Former Melaka Real Estate and Housing Developers’ Association chairman Anthony Adam Cho said the leasing mechanism would prevent people from taking advantage of affordable housing initiatives.
“As they climb further up the income ladder, they will no longer qualify for it (affordable housing) and the vacated property will be leased to another qualified individual,” Cho said.
He said reviewing the recipients’ economic status would remove the government’s burden to keep building new affordable houses as land resources become scarcer.
On Nov 20, Sarawak premier Abang Johari Openg said he was considering replacing the 30% affordable housing requirement for projects on lots of 10 acres or more with a trust fund contribution model by private developers.
Without disclosing its mechanism, Abang Johari said he would bring the matter to the state Cabinet for approval soon, adding that this would ensure affordable houses of better quality.
Cho said to ensure efficacy, there should be a committee comprising various government agencies and NGOs to monitor and advise the task force managing the fund.
He said the initiative would eliminate cross-subsidisation in state house developments, enabling buyers to acquire property at their true market value.

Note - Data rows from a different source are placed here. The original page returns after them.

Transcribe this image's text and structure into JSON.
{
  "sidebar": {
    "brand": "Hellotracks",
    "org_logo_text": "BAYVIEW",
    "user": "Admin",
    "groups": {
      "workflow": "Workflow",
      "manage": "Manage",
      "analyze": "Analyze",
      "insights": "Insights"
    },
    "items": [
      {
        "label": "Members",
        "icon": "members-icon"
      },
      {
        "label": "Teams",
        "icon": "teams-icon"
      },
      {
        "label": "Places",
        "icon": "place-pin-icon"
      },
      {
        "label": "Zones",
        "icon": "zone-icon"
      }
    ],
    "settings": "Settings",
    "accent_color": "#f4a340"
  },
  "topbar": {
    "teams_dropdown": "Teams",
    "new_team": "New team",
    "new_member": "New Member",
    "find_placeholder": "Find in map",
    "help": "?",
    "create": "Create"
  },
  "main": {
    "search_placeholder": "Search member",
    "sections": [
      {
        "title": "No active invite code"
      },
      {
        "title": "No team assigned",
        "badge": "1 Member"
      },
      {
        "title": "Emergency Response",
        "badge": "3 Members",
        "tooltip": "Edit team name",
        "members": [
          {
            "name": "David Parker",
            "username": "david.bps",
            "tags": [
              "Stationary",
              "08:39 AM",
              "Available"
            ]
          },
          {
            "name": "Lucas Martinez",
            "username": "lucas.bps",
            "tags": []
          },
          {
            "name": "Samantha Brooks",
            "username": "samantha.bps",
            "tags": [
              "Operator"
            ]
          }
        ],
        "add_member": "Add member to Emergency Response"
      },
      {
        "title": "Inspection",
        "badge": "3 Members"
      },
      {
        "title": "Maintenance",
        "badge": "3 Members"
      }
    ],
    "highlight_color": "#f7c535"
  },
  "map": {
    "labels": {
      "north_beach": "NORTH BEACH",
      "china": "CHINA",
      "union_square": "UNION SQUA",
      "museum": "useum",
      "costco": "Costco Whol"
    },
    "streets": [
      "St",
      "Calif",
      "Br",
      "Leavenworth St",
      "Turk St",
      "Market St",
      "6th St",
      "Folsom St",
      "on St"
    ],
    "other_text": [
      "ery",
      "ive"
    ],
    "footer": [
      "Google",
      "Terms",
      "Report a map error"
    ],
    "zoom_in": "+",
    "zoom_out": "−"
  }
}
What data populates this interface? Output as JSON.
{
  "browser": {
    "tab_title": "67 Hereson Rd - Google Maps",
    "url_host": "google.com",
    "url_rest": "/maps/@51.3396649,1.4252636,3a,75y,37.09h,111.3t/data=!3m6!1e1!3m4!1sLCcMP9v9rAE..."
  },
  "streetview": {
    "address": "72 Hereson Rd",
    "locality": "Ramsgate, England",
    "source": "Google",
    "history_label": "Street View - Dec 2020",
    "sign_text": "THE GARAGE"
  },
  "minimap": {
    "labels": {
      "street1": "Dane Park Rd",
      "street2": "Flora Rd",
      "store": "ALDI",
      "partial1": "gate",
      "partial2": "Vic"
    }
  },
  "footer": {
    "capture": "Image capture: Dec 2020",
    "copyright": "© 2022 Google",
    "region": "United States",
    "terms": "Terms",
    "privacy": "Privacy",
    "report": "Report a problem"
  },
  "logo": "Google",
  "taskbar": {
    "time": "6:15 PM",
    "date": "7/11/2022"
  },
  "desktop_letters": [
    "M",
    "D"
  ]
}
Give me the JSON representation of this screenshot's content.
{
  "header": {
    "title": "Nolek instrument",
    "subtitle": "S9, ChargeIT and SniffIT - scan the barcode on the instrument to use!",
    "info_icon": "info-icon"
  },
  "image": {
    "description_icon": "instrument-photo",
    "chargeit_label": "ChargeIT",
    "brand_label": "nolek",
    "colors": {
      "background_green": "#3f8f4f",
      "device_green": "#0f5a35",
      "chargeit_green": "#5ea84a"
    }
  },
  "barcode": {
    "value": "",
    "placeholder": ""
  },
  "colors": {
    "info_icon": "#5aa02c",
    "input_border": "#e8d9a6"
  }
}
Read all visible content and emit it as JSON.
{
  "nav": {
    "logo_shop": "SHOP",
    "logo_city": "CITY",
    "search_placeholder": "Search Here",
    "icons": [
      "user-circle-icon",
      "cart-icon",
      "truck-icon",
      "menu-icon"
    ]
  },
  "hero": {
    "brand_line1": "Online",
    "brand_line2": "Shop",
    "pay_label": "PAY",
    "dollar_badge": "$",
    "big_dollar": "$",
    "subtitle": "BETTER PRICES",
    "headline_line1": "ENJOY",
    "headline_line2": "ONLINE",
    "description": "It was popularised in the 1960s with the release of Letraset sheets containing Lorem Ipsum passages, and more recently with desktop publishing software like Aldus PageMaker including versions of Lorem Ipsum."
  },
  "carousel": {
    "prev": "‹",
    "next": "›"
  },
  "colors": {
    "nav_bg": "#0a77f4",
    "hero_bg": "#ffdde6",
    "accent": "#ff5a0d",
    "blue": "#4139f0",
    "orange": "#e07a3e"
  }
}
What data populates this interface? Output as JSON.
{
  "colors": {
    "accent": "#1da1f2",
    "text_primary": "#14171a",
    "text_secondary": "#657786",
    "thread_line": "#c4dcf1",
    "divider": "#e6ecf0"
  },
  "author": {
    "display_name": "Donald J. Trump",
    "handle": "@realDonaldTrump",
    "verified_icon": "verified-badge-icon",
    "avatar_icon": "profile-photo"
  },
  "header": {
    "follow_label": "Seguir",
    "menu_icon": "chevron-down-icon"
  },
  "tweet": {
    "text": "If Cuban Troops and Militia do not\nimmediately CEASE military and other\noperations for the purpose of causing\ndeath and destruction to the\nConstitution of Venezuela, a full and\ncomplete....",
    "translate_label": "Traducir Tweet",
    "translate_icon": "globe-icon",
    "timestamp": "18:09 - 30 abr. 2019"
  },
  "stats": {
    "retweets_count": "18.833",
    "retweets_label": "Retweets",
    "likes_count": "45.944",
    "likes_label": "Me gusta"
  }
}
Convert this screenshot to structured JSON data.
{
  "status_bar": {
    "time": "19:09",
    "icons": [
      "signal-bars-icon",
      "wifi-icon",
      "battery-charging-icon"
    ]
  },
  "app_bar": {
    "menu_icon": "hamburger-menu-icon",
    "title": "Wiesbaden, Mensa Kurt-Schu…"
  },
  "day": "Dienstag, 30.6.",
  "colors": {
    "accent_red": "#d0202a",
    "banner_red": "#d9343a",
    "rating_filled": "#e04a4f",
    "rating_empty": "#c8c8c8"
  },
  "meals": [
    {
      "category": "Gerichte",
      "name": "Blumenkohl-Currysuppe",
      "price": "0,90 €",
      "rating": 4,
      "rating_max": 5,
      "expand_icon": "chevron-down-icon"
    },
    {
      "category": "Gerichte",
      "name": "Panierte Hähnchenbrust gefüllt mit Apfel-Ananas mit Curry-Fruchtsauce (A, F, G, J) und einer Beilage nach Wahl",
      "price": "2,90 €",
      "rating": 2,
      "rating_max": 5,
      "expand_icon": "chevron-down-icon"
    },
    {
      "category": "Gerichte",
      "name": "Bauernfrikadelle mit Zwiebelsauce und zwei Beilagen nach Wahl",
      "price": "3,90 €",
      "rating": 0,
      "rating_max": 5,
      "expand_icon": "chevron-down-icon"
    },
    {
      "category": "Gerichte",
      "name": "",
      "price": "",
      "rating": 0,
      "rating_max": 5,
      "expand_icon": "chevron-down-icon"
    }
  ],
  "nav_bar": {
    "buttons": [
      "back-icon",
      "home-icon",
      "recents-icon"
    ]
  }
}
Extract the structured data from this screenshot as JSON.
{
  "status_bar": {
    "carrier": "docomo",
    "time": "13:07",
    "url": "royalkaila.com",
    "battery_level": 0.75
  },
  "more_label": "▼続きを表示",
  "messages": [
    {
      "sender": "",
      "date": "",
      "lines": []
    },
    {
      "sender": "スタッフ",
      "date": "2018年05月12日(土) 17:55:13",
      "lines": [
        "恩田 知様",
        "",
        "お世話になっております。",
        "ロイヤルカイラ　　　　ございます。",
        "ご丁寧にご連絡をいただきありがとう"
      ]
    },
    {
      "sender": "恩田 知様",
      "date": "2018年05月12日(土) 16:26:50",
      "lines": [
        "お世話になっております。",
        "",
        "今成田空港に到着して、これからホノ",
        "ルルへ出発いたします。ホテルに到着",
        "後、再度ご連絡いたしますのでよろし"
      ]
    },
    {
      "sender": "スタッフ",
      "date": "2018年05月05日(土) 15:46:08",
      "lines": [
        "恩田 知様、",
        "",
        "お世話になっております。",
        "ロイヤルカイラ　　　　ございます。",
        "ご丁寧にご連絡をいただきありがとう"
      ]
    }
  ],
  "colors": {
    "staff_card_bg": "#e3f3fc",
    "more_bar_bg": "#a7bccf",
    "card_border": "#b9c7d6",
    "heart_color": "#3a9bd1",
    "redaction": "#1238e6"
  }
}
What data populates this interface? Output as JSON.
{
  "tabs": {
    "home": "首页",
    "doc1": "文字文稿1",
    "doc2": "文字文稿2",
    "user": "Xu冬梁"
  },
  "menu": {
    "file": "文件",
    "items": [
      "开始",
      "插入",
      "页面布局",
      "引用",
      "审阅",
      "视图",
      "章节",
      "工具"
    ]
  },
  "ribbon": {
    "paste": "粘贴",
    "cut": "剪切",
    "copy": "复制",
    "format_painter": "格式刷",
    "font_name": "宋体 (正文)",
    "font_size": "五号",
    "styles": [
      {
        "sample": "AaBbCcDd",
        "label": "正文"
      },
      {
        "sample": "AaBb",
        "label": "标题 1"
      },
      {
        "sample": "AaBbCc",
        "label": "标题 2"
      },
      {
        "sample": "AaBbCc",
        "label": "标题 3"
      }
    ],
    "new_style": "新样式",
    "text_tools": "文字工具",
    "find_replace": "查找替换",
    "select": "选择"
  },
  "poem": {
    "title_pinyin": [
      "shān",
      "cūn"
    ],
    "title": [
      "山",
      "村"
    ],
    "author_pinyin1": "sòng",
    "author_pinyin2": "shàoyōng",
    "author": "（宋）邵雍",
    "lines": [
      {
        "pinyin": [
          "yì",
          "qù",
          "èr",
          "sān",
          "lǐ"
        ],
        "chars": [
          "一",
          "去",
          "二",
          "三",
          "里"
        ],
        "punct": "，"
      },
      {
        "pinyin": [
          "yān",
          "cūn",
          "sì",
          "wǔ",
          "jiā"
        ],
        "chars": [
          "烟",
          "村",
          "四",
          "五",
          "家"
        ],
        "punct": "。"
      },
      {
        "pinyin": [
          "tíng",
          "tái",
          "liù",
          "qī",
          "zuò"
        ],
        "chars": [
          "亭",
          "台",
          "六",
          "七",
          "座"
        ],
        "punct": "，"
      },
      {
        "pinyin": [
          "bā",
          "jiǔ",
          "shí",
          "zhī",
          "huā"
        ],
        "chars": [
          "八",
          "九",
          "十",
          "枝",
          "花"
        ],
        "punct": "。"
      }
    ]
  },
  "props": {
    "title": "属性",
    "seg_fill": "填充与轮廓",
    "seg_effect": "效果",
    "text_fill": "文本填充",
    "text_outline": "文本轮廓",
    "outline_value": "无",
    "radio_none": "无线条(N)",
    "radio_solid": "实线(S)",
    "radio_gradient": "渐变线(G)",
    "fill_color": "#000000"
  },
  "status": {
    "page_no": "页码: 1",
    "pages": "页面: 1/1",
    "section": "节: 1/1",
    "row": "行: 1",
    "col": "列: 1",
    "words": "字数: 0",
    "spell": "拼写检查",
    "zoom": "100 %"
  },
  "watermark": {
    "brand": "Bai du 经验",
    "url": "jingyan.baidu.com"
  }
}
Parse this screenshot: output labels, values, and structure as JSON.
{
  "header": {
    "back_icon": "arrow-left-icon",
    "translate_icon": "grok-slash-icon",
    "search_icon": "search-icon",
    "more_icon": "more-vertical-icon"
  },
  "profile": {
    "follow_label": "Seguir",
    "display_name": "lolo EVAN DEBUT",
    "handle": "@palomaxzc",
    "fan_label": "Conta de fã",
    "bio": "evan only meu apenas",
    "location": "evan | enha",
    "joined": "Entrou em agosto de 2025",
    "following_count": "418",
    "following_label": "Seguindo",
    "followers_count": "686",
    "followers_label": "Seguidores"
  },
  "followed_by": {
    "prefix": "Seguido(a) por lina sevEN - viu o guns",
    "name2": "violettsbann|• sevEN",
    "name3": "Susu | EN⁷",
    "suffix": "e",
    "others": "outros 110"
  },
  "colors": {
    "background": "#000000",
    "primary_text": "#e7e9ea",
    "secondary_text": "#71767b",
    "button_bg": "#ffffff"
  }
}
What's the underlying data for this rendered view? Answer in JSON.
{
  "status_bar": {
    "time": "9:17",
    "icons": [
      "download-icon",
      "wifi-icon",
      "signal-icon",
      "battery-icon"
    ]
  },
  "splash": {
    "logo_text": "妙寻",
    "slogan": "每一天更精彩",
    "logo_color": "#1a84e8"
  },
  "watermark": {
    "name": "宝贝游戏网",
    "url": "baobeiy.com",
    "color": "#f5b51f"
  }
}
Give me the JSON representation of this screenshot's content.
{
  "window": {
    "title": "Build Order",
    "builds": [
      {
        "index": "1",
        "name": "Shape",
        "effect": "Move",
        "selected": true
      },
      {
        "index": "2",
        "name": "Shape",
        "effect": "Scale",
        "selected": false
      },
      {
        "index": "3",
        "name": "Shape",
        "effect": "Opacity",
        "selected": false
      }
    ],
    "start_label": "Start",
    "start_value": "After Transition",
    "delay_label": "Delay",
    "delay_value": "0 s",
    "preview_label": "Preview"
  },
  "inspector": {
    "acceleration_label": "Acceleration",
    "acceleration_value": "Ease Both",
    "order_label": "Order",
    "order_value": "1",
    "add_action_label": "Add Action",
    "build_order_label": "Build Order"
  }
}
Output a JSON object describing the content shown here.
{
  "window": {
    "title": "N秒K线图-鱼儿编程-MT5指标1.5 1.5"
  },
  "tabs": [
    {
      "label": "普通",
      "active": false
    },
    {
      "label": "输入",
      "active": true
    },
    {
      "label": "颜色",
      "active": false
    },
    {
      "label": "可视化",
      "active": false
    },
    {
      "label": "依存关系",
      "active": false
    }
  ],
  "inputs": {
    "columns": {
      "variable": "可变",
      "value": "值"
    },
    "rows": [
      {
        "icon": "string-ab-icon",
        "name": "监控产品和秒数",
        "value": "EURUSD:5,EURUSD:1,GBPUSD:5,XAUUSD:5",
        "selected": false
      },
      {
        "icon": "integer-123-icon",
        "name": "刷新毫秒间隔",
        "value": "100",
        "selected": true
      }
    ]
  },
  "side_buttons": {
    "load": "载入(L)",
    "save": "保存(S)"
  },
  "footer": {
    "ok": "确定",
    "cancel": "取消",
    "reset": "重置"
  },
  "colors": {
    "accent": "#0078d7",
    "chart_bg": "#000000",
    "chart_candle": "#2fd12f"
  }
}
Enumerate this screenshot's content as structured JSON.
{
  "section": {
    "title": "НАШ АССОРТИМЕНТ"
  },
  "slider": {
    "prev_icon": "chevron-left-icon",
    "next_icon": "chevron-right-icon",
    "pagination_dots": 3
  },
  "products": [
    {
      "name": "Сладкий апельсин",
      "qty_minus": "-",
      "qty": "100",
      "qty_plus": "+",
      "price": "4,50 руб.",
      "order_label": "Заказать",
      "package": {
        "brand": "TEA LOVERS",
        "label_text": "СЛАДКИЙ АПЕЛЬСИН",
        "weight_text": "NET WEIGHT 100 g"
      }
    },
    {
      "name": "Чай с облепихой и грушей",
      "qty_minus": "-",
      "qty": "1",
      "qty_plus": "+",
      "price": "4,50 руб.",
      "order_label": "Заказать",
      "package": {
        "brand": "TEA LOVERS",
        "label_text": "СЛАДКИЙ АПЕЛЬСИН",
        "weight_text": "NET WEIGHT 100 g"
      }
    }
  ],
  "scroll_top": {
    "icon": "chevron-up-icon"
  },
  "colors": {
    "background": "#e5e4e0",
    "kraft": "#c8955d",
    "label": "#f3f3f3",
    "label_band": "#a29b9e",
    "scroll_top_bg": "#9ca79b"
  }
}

In housing cross-subsidisation, developers strategically price market-rate units higher to bridge the gap between government-mandated ceiling prices for affordable housing and actual development costs, as the ceiling prices set for affordable units are typically lower than their actual costs.
Meanwhile, Socio-Economic Research Centre executive director Lee Heng Guie said the proposed trust fund system had been implemented in many countries. He urged the state government to list the mechanisms used in the proposed system.
“The state government has to clarify the formula in terms of how much developers have to contribute to the proposed housing trust fund system, and who will manage the fund,” he told FMT.
Lee also reminded the state government that a policy might look good on paper, but would not yield results without a proper mechanism, citing the mismanagement of the 1Malaysia People’s Housing Programme (PR1MA) public housing initiative.
Introduced in 2011 by the Najib Razak administration, the PRIMA initiative only completed 16,682 units between 2013 and 2018, or 1.6% of its promised one million homes by 2020.
Lee attributed the failure to PR1MA’s land acquisition decisions, where many properties remained unsold due to their distance from cities and public facilities.
“There are inherent inefficiencies when the public sector is involved in a property sector that is already competitive and market-driven,” he said.